Arnaud, informaticien exerçant à Paris, est victime d’un plan de licenciement. L’occasion pour lui de venir se resourcer dans son village d’origine, Raynat. Mais il n’y trouvera guère de repos. Peu de temps après son arrivée, des évènements étranges se succèdent. Il fait des cauchemars, se met à dessiner un ours comme dans un état d’hypnose, croit en croiser un dans une église, un séisme lui révèle l’entrée d’un souterrain aux parois couvertes de représentations d’ours, il découvre que sa grand-mère adoptive et son mari auraient autrefois été particulièrement proches de ces animaux. Se dessine alors peu à peu l’histoire d’un culte millénaire mais peut-être encore secrètement vivace, un culte qui aurait encore chez les Raynatols bien des adeptes cachés. En compagnie du thériologue Christopher Dersteen (la thériologie étant définie dans cet ouvrage de manière restrictive et inexacte comme la science des ours, alors qu’il s’agit plus globalement de la science des mammifères), Arnaud découvrira bien des secrets. Interviendront également dans l’histoire un archéologue, un maire aux dents longues, des chasseurs, une amie d’enfance devenue aveugle, et bien d’autres protagonistes encore.

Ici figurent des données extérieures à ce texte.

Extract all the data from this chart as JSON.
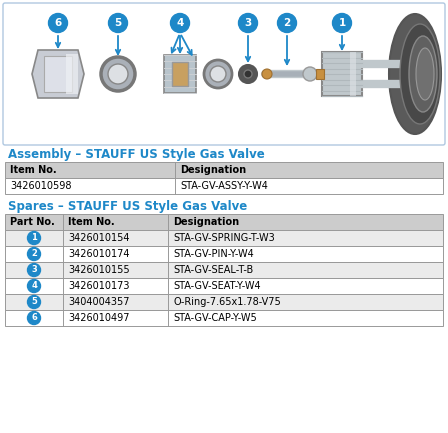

« Artahe, le Dieu-ours », a été initialement publié chez Cylibris en 1997 avant de bénéficier d’une seconde édition dans cette maison l’année suivante, puis a été repris chez Rivière blanche en 2013 avant la présente réédition chez Cairn Noir. Cette histoire complexe, après un début dans une maison elle-même débutante, et depuis lors disparue, explique sans doute la carence de tout travail éditorial, qui donne à l’ouvrage son caractère de roman de débutant, certes dense, mais imparfait et inachevé.
Il est en effet des défauts qu’une chronique honnête ne saurait passer sous silence. Bien des phrases imprécises, bancales, avec des impropriétés lexicales ou avec répétitions (“Le choc violent projeta Simon à travers le pare-brise qui explosa sous le choc”, “En face de lui, un mouvement se déplaçait dans la nuit”) auraient dû être corrigées. De nombreux hiatus jalonnent le texte, des dialogues s’interrompent brutalement au défi de toute logique (un protagoniste décidant par exemple de s’en aller au moment où la conversation révèle un élément capital alors que tout individu normalement constitué se mettrait à poser des questions) et on note bien des incohérences flagrantes. Ainsi, que le spécialiste en ours s’étonne à peine d’être confronté à un ours des cavernes, totalement différent de l’ours contemporain et disparu depuis des milliers d’années, passe encore, pour le besoin de l’histoire, mais que quelque temps après cette rencontre on lui présente un ours banal qui vient d’être capturé en lui faisant croire qu’il s’agit de cet ours, aucun lecteur ne pourra l’accepter. Dans le même chapitre un personnage reçoit une balle, une seule, quelques lignes plus loin ce même personnage a le visage défiguré par « de multiples impacts », et l’on y trouve des phrases bancales comme “L’ours resta droit, planté sur ses pattes arrière, pendant une fraction plusieurs secondes.” Tout ce passage donne l’impression d’avoir été écrit à la hâte et jamais relu, pas même par l’auteur. On notera aussi – mais nous quittons le domaine du factuel pour entrer dans le subjectif – des passages excessifs et grotesques qui relèvent bien plus des défuntes collections « Trash » ou Gore » que du domaine du thriller à teinte fantastique dans lequel ce roman semble vouloir s’inscrire.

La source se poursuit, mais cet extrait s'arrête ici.